5. Fold up the sides of the lettuce leaves and then roll them tightly into a cylinder shape.
6. Cut in half and serve immediately.
This sandwich is loaded with protein from the turkey and bacon, healthy fats from the avocado and mayo, and fiber from the veggies. Plus, it’s super filling due to the lettuce leaves being much more substantial than regular bread.
3. Hearty Soups and Stews
For days where you need something warm and comforting, soups and stews can be perfect keto options. Here’s a simple recipe for a low-carb soup that’s sure to hit the spot:
Ingredients:
2 cups bone broth
1/2 lb shrimp, deveined and shellled
1/2 bell pepper, chopped
1/2 onion, chopped
1 clove garlic, minced
1 tbsp olive oil
Salt and pepper to taste
Instructions:
1. In a large pot, heat the olive oil over medium heat.
2. Add the chopped onions and saute until softened.

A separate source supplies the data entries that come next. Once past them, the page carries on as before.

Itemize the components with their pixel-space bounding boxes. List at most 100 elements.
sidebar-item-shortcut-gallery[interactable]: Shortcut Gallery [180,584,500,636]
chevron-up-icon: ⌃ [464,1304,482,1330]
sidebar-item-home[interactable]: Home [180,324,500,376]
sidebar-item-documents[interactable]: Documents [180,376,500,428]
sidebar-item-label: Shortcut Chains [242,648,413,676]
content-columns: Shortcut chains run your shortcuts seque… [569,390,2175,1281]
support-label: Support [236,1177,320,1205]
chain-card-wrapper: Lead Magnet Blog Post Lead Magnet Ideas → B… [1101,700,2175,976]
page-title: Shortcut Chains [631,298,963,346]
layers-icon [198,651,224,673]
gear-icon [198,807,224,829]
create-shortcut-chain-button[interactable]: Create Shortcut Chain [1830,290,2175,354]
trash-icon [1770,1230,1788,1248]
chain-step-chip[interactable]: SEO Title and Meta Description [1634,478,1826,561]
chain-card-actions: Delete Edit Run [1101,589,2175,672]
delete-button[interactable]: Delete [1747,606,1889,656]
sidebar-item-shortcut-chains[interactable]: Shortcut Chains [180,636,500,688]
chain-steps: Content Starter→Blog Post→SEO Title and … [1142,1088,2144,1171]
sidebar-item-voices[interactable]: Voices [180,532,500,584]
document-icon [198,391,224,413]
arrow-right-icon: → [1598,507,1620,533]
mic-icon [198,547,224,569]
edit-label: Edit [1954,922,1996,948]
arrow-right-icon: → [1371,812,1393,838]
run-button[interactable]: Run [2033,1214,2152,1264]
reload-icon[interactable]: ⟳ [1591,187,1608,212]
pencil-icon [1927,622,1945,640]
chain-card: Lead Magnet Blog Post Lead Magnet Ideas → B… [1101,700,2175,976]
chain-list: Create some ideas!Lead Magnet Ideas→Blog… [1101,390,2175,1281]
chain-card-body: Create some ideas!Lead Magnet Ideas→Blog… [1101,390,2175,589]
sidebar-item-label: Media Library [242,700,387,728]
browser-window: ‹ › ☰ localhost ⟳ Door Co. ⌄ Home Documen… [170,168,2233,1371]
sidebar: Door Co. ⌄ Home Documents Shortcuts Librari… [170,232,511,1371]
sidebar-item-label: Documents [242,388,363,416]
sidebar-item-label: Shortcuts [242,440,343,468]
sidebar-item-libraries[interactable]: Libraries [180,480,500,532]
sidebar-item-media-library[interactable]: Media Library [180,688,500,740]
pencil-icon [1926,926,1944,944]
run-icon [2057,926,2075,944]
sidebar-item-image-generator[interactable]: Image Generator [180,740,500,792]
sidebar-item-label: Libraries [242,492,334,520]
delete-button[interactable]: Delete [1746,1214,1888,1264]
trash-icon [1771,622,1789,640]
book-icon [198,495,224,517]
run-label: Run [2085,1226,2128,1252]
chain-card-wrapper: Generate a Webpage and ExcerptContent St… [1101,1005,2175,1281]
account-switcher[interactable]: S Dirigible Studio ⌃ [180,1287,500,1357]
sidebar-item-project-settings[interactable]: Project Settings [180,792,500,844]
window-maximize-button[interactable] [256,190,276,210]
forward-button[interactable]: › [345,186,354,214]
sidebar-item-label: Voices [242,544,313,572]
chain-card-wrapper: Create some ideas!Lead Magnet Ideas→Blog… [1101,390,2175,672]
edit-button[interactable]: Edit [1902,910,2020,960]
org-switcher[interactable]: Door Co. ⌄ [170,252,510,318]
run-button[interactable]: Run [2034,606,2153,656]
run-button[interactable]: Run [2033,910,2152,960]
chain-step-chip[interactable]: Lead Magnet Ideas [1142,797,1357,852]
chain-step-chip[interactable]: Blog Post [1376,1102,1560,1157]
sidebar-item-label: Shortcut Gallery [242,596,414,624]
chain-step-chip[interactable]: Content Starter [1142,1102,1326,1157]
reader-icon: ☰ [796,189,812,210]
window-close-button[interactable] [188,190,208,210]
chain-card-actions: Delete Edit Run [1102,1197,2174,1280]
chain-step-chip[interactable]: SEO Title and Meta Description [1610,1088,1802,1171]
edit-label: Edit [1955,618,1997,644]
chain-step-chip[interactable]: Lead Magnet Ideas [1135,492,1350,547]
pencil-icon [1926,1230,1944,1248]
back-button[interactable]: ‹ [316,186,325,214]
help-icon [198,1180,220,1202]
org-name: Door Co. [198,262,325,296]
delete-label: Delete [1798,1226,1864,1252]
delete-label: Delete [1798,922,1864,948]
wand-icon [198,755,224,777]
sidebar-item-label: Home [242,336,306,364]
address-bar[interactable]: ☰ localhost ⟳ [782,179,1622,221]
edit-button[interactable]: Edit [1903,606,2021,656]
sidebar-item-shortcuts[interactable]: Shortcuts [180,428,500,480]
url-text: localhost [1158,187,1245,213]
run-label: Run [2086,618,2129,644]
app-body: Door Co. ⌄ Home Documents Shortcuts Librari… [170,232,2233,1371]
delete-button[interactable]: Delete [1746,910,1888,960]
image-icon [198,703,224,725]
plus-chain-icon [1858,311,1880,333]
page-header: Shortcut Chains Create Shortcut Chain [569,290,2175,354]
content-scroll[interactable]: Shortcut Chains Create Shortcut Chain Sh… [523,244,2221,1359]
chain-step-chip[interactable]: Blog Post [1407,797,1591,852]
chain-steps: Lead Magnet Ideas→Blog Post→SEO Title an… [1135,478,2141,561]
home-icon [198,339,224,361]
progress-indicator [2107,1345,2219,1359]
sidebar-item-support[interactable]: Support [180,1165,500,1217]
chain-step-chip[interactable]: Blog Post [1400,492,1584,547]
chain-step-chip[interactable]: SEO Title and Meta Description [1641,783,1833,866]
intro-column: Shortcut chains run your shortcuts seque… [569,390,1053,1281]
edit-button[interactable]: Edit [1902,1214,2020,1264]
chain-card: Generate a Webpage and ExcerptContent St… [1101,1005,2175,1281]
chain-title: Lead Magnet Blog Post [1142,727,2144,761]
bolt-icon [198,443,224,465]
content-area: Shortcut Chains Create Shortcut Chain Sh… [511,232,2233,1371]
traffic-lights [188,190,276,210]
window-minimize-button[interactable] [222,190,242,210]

3. Add the minced garlic and continue to saute for another minute.
4. Pour in the bone broth and bring to a simmer.
5. Add the shelled shrimp and chopped bell pepper to the pot and let simmer for about 5 minutes or until the shrimp are pink and opaque.
6. Season with salt and pepper to taste.
7. Serve hot with additional herbs or spices added if desired.
This soup is rich in protein from the shrimp and healthy fats from the olive oil. It’s also low in carbs since it doesn’t contain any grains or starches.
4. Low Carb Rice Bowls
Rice bowls are a popular meal choice for many people, but they can be difficult to make keto-friendly. However, there are alternatives such as cauliflower rice which works perfectly as a replacement. Here’s a quick recipe for a low-carb rice bowl packed with flavorsome ingredients:
Ingredients:
1 head cauliflower, chopped into small florets
2 cups water
1 tbsp coconut oil
1 tsp ground ginger
1/2 tsp paprika
Salt and pepper to taste
Instructions:
1. Preheat your oven to 400°F.
2. Place the chopped cauliflower florets onto a baking sheet and toss with 1 tablespoon of coconut oil.
3. Roast in the preheated oven for 20-25 minutes or until tender and golden brown.
4. While the cauliflower is roasting, prepare the sauce by heating the remaining coconut oil in a pan over medium heat.
5. Add the ground ginger, paprika, salt, and black pepper to taste.
6. Once the cauliflower is done, divide it evenly among four bowls.
7. Top each bowl with the prepared sauce and serve immediately.
This rice bowl is filled with healthy fats from the coconut oil and protein from the roasted cauliflower. It’s also low in carbs since it doesn’t contain any grains or starches.